Celeriac has a subtle celery flavor that provides a background to soups, stews, and root mashes. It also makes a delicious soup or gratin on its own or combined with potatoes or other root vegetables. It can also be eaten raw in salads and slaws paired with other fall fruits and vegetables. There is a classic French preparation called Celeriac Remoulade which is basically a creamy celeriac slaw. I like to make a slaw based on this concept, but add apples and fresh, chopped cranberries as well as parsley when available. I’ve also noticed more “paleo” recipes are encouraging the use of celeriac as a substitute for starchy potatoes, noodles, etc.
Celeriac stores quite well, thus it is an important part of our seasonal winter diets. It can actually be stored for up to 6 months! Keep it in your refrigerator loosely wrapped in plastic or in the crisper drawer until you are ready to use it.
Quick Celeriac Remoulade
Photo from bbcgoodfood.com |
7 Tbsp good quality mayonnaise
3 Tbsp Dijon mustard
1 lemon, juice only
1 celeriac
- In a large bowl, mix the mayonnaise, mustard and lemon juice together thoroughly with a generous sprinkling go salt and some freshly ground black pepper, so it all becomes one sauce.
- Peel and quarter the celeriac, then, working quickly, coarsely grate it and stir into the sauce until evenly coated. It will keep in the fridge for up to 2 days.
Recipe borrowed from www.bbcgoodfood.com
Celery Root and Hash Brown Cake
Yield: 2 to 4 servings
1 pound potatoes
1 celeriac (about 12 ounces or more)
4 Tbsp sunflower seed oil, butter, or a mixture
2 large shallots or 1 yellow onion, finely diced
Sea salt and freshly ground pepper, to taste
A few pinches of celery seeds
½ cup Gruyere cheese, Gouda, or a medium cheddar
Finely chopped celery leaves or parsley, to finish
- Scrub the potatoes, and then peel them or not as you wish. Coarsely grate them on a hand grater or in a food processor, then peel and grate the celeriac as well.
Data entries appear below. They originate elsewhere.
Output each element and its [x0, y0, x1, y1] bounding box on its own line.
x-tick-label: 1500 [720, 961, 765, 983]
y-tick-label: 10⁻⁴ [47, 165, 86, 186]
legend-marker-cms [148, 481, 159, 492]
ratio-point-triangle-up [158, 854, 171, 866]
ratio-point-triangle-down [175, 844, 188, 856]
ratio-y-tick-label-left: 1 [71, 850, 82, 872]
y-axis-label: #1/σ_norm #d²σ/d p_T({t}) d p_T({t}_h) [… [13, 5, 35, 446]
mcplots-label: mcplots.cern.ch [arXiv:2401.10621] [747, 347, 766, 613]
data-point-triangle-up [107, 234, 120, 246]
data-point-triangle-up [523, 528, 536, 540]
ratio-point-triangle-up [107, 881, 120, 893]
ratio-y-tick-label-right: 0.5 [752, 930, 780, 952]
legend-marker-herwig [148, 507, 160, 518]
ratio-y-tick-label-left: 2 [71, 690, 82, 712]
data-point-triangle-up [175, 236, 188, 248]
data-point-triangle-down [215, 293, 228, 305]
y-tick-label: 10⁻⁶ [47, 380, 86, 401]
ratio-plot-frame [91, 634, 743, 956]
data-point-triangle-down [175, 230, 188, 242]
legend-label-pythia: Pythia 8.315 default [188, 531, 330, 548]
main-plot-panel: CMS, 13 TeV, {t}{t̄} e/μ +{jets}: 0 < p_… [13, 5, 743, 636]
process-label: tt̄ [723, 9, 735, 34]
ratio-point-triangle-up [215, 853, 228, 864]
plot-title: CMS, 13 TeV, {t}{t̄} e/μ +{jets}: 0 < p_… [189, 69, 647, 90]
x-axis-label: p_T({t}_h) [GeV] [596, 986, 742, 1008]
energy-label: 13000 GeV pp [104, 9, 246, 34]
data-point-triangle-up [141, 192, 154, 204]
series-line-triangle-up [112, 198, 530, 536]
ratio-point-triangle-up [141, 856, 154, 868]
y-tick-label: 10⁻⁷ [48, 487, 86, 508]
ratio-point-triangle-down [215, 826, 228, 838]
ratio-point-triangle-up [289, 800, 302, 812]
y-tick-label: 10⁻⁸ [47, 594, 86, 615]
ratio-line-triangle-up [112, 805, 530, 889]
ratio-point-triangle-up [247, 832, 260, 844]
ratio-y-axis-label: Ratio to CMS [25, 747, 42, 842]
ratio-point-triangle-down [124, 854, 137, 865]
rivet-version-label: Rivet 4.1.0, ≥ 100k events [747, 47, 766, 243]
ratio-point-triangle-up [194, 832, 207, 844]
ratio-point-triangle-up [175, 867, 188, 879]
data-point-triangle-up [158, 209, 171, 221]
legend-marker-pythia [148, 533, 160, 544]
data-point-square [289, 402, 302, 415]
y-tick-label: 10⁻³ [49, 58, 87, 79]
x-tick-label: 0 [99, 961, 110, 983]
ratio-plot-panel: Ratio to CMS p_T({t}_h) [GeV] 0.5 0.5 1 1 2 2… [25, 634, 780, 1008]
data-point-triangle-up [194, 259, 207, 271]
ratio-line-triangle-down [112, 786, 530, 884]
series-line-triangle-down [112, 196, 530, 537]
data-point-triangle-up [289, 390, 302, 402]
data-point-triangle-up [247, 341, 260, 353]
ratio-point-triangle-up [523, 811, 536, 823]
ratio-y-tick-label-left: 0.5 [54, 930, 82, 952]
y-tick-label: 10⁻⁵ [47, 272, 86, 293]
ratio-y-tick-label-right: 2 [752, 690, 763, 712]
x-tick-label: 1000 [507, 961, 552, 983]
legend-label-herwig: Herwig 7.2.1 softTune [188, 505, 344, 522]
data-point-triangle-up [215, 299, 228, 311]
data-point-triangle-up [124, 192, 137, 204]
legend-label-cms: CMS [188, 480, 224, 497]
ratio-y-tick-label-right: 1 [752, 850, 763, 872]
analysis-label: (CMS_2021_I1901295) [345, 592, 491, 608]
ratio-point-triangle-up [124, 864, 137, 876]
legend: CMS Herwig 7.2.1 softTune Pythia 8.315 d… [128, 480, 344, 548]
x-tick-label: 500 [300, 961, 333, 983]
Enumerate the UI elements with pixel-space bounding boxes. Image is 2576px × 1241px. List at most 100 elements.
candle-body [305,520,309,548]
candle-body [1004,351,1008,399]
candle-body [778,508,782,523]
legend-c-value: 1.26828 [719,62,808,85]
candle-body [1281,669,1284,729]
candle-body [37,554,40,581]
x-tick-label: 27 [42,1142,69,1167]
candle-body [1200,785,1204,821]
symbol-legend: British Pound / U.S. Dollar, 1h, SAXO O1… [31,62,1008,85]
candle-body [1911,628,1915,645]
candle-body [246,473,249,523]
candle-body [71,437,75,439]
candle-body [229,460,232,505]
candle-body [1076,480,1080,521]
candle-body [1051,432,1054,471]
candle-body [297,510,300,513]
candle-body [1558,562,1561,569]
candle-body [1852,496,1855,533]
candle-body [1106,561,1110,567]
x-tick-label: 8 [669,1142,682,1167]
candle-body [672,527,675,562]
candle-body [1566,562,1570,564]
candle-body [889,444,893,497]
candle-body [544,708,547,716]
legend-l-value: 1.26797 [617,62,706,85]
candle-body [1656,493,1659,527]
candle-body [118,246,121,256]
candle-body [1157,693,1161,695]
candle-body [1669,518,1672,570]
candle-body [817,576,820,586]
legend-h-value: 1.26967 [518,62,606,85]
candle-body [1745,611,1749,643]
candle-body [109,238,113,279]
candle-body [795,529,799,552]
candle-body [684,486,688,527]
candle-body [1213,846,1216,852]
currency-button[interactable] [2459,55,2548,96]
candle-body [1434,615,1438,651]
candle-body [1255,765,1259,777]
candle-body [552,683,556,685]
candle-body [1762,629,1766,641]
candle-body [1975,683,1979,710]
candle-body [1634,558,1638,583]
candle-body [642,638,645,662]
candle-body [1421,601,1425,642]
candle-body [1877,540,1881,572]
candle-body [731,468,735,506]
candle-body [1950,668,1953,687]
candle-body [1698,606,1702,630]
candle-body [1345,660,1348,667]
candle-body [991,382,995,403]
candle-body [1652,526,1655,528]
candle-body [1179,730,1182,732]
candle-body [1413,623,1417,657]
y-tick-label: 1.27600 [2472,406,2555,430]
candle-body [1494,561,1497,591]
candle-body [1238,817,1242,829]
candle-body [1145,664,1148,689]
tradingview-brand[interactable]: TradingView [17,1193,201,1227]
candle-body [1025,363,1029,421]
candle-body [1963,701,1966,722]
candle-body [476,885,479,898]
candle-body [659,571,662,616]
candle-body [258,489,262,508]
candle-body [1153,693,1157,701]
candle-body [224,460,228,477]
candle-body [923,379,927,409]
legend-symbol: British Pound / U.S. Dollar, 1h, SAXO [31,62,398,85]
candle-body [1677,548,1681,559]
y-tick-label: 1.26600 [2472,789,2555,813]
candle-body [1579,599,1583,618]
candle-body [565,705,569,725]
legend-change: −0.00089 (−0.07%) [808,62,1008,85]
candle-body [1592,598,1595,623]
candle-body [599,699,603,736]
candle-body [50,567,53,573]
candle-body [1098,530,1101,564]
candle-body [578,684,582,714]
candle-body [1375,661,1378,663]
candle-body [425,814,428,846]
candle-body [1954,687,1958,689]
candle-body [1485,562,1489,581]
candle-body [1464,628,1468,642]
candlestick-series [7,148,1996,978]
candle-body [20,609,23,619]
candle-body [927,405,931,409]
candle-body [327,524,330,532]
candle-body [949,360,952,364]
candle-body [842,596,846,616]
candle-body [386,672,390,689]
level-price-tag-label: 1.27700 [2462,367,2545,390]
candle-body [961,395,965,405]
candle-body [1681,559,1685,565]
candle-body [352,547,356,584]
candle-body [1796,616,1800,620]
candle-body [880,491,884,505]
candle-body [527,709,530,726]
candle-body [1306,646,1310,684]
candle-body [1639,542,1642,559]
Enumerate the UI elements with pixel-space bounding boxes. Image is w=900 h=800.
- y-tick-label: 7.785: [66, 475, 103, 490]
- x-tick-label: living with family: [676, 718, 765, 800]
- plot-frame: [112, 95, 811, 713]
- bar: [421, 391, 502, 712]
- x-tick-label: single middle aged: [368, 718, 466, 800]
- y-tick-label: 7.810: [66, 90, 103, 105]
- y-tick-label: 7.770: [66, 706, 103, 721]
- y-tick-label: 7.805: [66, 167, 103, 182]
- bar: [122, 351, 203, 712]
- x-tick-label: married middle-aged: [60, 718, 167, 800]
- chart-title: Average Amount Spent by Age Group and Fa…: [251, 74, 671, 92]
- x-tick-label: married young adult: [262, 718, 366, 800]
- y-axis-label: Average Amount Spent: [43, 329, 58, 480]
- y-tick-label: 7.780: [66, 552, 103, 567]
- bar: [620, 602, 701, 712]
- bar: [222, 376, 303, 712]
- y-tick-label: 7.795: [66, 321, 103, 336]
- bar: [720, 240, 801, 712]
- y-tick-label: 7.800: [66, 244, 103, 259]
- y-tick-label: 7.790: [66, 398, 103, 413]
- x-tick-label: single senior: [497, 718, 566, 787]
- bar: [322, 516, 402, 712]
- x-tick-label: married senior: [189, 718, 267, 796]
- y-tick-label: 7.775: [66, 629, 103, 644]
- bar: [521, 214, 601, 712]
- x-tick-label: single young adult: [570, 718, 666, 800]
- Heat the oil and/or butter in a 10-or 12-inch nonstick or cast-iron skillet over medium heat. Add the shallots and cook for about 1 minute. Add the potatoes and celeriac and season with ¾ tsp salt, a few grinds of pepper, and the celery seeds. Stir to coat the vegetables with the oil, then let the mixture sit undisturbed for 5 minutes or so. Fold the browned and crisp outside into the center, then pat the mixture down again. Continue in this fashion, allowing the vegetables to brown and crisp before folding them together, until all are cooked and nicely browned, about 20 minutes. Now, pat the mixture into the pan one more time, forming a nice even cake, and cook a few minutes longer so that it develops a golden crust. Scatter the cheese over the surface and leave to melt into the cake.
- Season with pepper and add the celery leaves or parsley. Cut the cake into wedges (or scoop it out of the pan) and serve.
Recipe sourced from Deborah Madison’s book, Vegetable Literacy.